How to ensure that at least one of A and Bcsign appears in the regex?-CodePudding

s_l = ["春天年初, ...","1999年", "很多年以前"]
for front_part in s_l:
    idx_year = re.search(r'[\d]*[年]{1}[初末底前]{0,1}',front_part).end() \
    if re.search(r'[\d]*[年]{1}[初末底前]{0,1}',front_part) else 0
    print(idx_year)

I want to search the idx of sub-string that has 年， and at the same time, there must be digits(sign A) before 年 or [初末底前](sign B) behind "年", for example,in s_l, it should return 4,5,0

One idea to divide the regex, like

re.search(r'[\d] [年]{1}',front_part) or re.search(r'[年]{1}[初末底前]{0,1}',front_part)

but it is too complex, other one is using (?=...) but I haven't got the idea and how to use it,any suggestions?

CodePudding user response：

Try this,

lst = ["春天年初, ...","1999年", "很多年以前"]
pattern = re.compile("(.*\d|初末底前)年.*")
for i, s in enumerate(lst):
  patterns = list(pattern.finditer(s))
  if patterns != []:
    print(list(map(lambda item:(i, item.span()), patterns)))

The output would be something like [(1, (0, 5))]. Here the first part of every element of this list would be the index of the string from the list lst which matches the conditions.
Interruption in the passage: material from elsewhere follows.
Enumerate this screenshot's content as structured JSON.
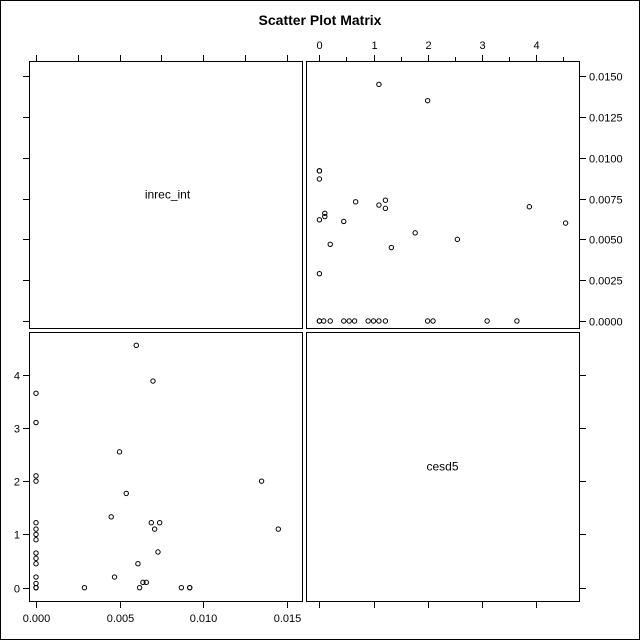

The second part would be the index of the occurence of those conditions in the list item.

CodePudding user response：

You can use a lookbehind assertion to match an occurrence of 年 that's preceded by a digit. Use an alternation pattern to match one that's followed by [初末底前]:

pattern = re.compile(r'(?<=\d)年|年[初末底前]')
print([match.end() if match else 0 for match in map(pattern.search, s_l)])

This outputs:

[4, 5, 0]